A parent feels jealousy and/or envy toward a child, or is disappointed because the child does not emulate the parent.
A parent has unresolved conflicts from her own childhood and carries them into her relationship with her own children.
A child is forced to witness marital conflict, is brought into the conflict by parents, or is somehow used as a surrogate, confidant, arbiter or ally against the other parent.
A child becomes the family scapegoat.
Parents measure emotional health by what activities a child is doing or how well the child does in school—i.e. the child’s value is measured by what the child does rather than who she is.
The family cannot identify, put a name to or discuss emotions. This often leaves a child feeling detached from her feelings or that feelings do not matter.
A family that reinforces or encourages the child to be perfect is unaware of the pressure and ultimate insecurity this generates in their child.
A family accepts only positive emotions and denies or suppresses negative emotions or conflicts; common responses include, “Don’t be angry,” “There’s nothing to be sad about,” or “Why are you being so emotional?”

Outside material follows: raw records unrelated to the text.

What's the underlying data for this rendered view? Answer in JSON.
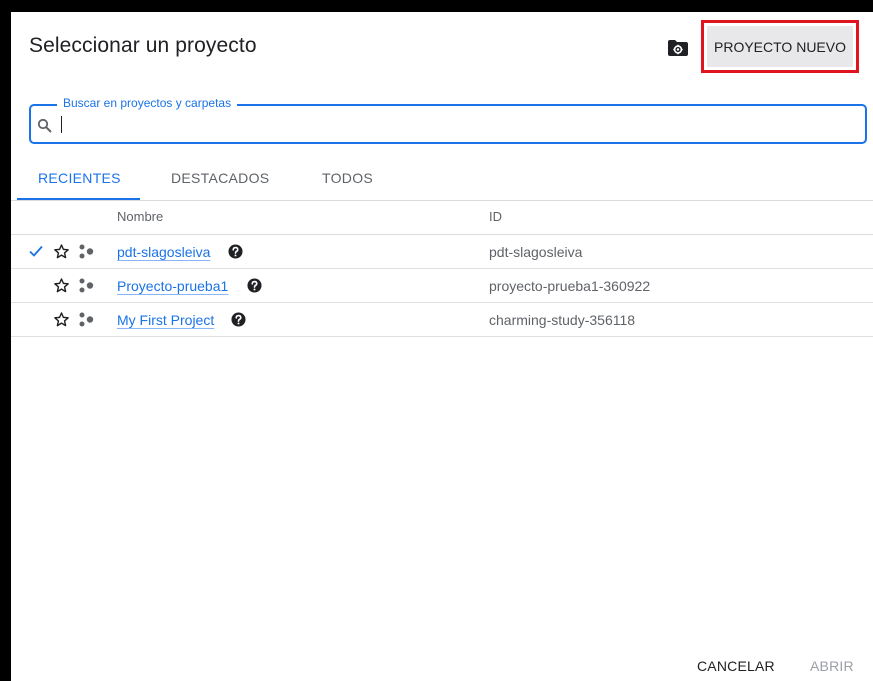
{
  "dialog": {
    "title": "Seleccionar un proyecto",
    "new_project_label": "PROYECTO NUEVO"
  },
  "search": {
    "label": "Buscar en proyectos y carpetas",
    "value": ""
  },
  "tabs": [
    {
      "label": "RECIENTES",
      "active": true
    },
    {
      "label": "DESTACADOS",
      "active": false
    },
    {
      "label": "TODOS",
      "active": false
    }
  ],
  "table": {
    "columns": {
      "name": "Nombre",
      "id": "ID"
    },
    "rows": [
      {
        "name": "pdt-slagosleiva",
        "id": "pdt-slagosleiva",
        "selected": true,
        "starred": false
      },
      {
        "name": "Proyecto-prueba1",
        "id": "proyecto-prueba1-360922",
        "selected": false,
        "starred": false
      },
      {
        "name": "My First Project",
        "id": "charming-study-356118",
        "selected": false,
        "starred": false
      }
    ]
  },
  "footer": {
    "cancel_label": "CANCELAR",
    "open_label": "ABRIR"
  },
  "icons": {
    "header": "folder-settings-icon",
    "search": "search-icon",
    "row": [
      "check-icon",
      "star-outline-icon",
      "project-icon",
      "help-icon"
    ]
  },
  "colors": {
    "accent": "#1a73e8",
    "highlight_outline": "#e0141e"
  }
}
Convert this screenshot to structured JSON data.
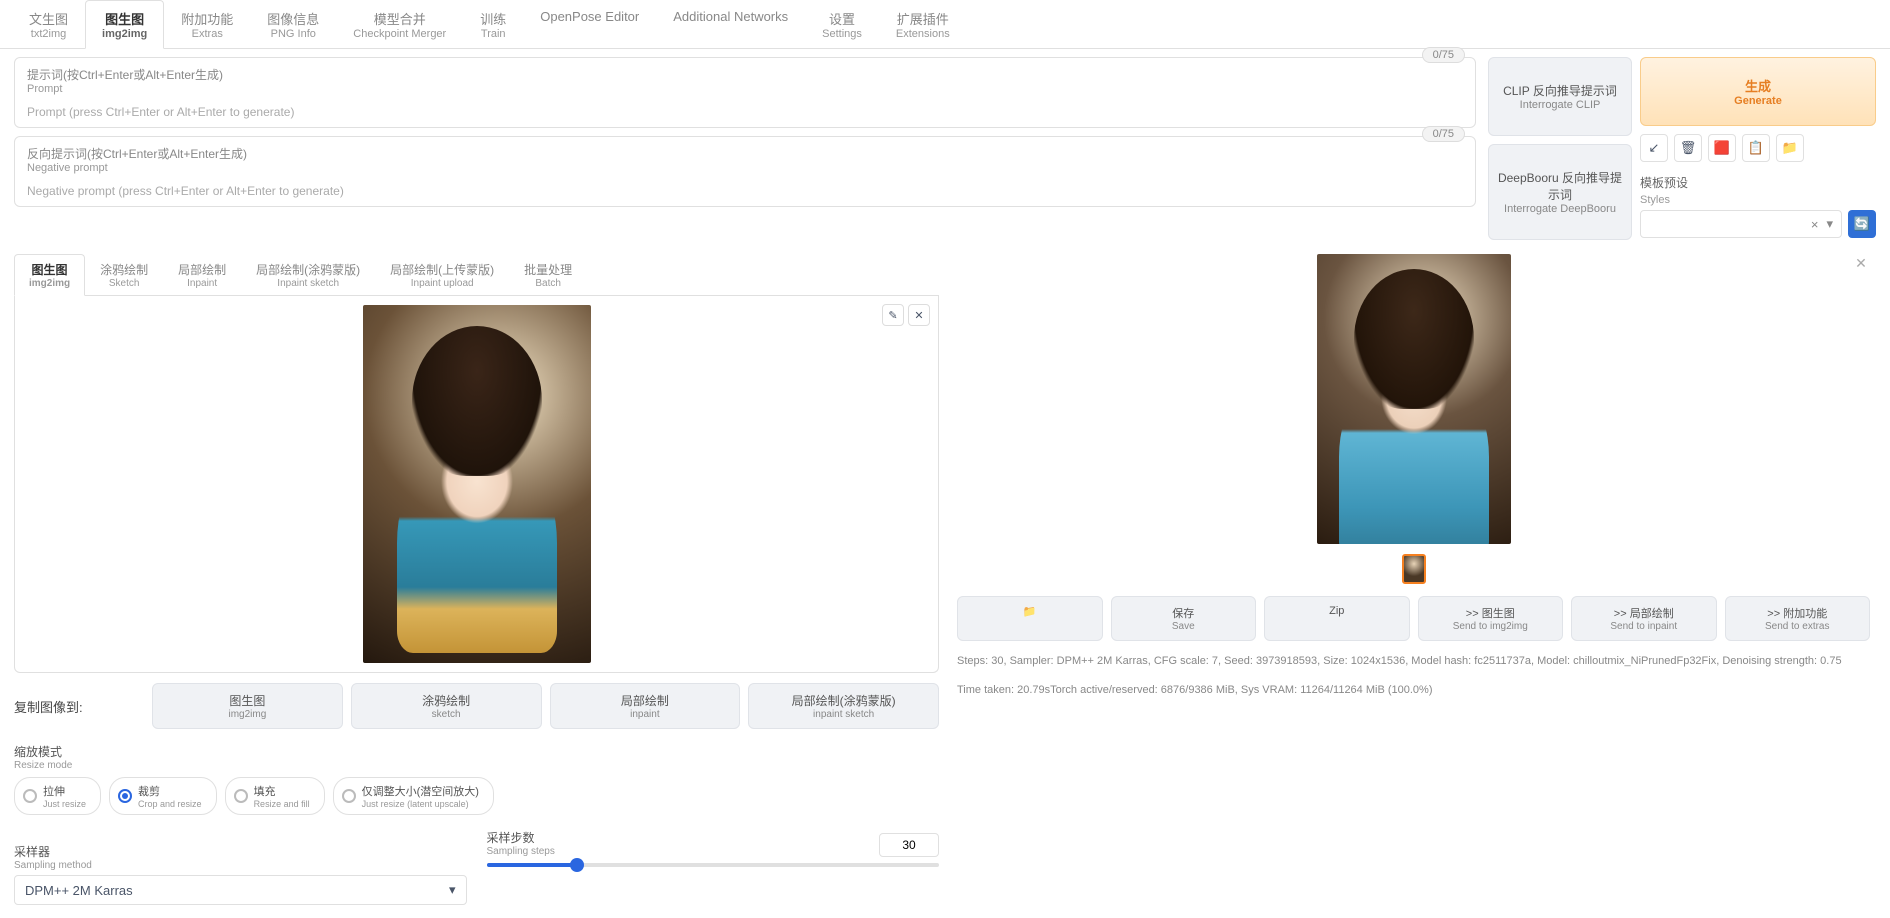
{
  "mainTabs": [
    {
      "cn": "文生图",
      "en": "txt2img"
    },
    {
      "cn": "图生图",
      "en": "img2img"
    },
    {
      "cn": "附加功能",
      "en": "Extras"
    },
    {
      "cn": "图像信息",
      "en": "PNG Info"
    },
    {
      "cn": "模型合并",
      "en": "Checkpoint Merger"
    },
    {
      "cn": "训练",
      "en": "Train"
    },
    {
      "cn": "",
      "en": "OpenPose Editor"
    },
    {
      "cn": "",
      "en": "Additional Networks"
    },
    {
      "cn": "设置",
      "en": "Settings"
    },
    {
      "cn": "扩展插件",
      "en": "Extensions"
    }
  ],
  "prompt": {
    "labelCn": "提示词(按Ctrl+Enter或Alt+Enter生成)",
    "labelEn": "Prompt",
    "placeholder": "Prompt (press Ctrl+Enter or Alt+Enter to generate)",
    "token": "0/75"
  },
  "negPrompt": {
    "labelCn": "反向提示词(按Ctrl+Enter或Alt+Enter生成)",
    "labelEn": "Negative prompt",
    "placeholder": "Negative prompt (press Ctrl+Enter or Alt+Enter to generate)",
    "token": "0/75"
  },
  "interrogate": {
    "clipCn": "CLIP 反向推导提示词",
    "clipEn": "Interrogate CLIP",
    "booruCn": "DeepBooru 反向推导提示词",
    "booruEn": "Interrogate DeepBooru"
  },
  "generate": {
    "cn": "生成",
    "en": "Generate"
  },
  "styles": {
    "cn": "模板预设",
    "en": "Styles",
    "clear": "×",
    "chev": "▾"
  },
  "subTabs": [
    {
      "cn": "图生图",
      "en": "img2img"
    },
    {
      "cn": "涂鸦绘制",
      "en": "Sketch"
    },
    {
      "cn": "局部绘制",
      "en": "Inpaint"
    },
    {
      "cn": "局部绘制(涂鸦蒙版)",
      "en": "Inpaint sketch"
    },
    {
      "cn": "局部绘制(上传蒙版)",
      "en": "Inpaint upload"
    },
    {
      "cn": "批量处理",
      "en": "Batch"
    }
  ],
  "copyLabel": "复制图像到:",
  "copyDests": [
    {
      "cn": "图生图",
      "en": "img2img"
    },
    {
      "cn": "涂鸦绘制",
      "en": "sketch"
    },
    {
      "cn": "局部绘制",
      "en": "inpaint"
    },
    {
      "cn": "局部绘制(涂鸦蒙版)",
      "en": "inpaint sketch"
    }
  ],
  "resizeMode": {
    "cn": "缩放模式",
    "en": "Resize mode"
  },
  "resizeOpts": [
    {
      "cn": "拉伸",
      "en": "Just resize"
    },
    {
      "cn": "裁剪",
      "en": "Crop and resize"
    },
    {
      "cn": "填充",
      "en": "Resize and fill"
    },
    {
      "cn": "仅调整大小(潜空间放大)",
      "en": "Just resize (latent upscale)"
    }
  ],
  "sampler": {
    "labelCn": "采样器",
    "labelEn": "Sampling method",
    "value": "DPM++ 2M Karras"
  },
  "steps": {
    "labelCn": "采样步数",
    "labelEn": "Sampling steps",
    "value": "30"
  },
  "actions": [
    {
      "cn": "📁",
      "en": ""
    },
    {
      "cn": "保存",
      "en": "Save"
    },
    {
      "cn": "Zip",
      "en": ""
    },
    {
      "cn": ">> 图生图",
      "en": "Send to img2img"
    },
    {
      "cn": ">> 局部绘制",
      "en": "Send to inpaint"
    },
    {
      "cn": ">> 附加功能",
      "en": "Send to extras"
    }
  ],
  "info1": "Steps: 30, Sampler: DPM++ 2M Karras, CFG scale: 7, Seed: 3973918593, Size: 1024x1536, Model hash: fc2511737a, Model: chilloutmix_NiPrunedFp32Fix, Denoising strength: 0.75",
  "info2": "Time taken: 20.79sTorch active/reserved: 6876/9386 MiB, Sys VRAM: 11264/11264 MiB (100.0%)",
  "icons": {
    "arrow": "↙",
    "trash": "🗑",
    "red": "🟥",
    "clip": "📋",
    "folder": "📁",
    "pencil": "✎",
    "x": "✕",
    "refresh": "🔄",
    "chev": "▾"
  }
}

Parents who don’t allow their child to appropriately work things out on her own, or who encourage their child to seek the parents’ input, i.e. the “controlling” parent, so that the child doubts her own experience and opinion and may not be able to make decisions on her own.
A family fails to talk on a consistent basis about significant events and the emotions surrounding them, such as divorce, death, separations, breakups, moving and other life changes.
It is important to note, that none of these reasons alone is the sole cause of eating disorders, but rather, may be a part of an entangled web of causes. Also, keep in mind, attachment issues relate not to the occasional mishap, but rather have become patterned responses or issues over a long enough period of time to have negatively affected a child bound for an eating disorder.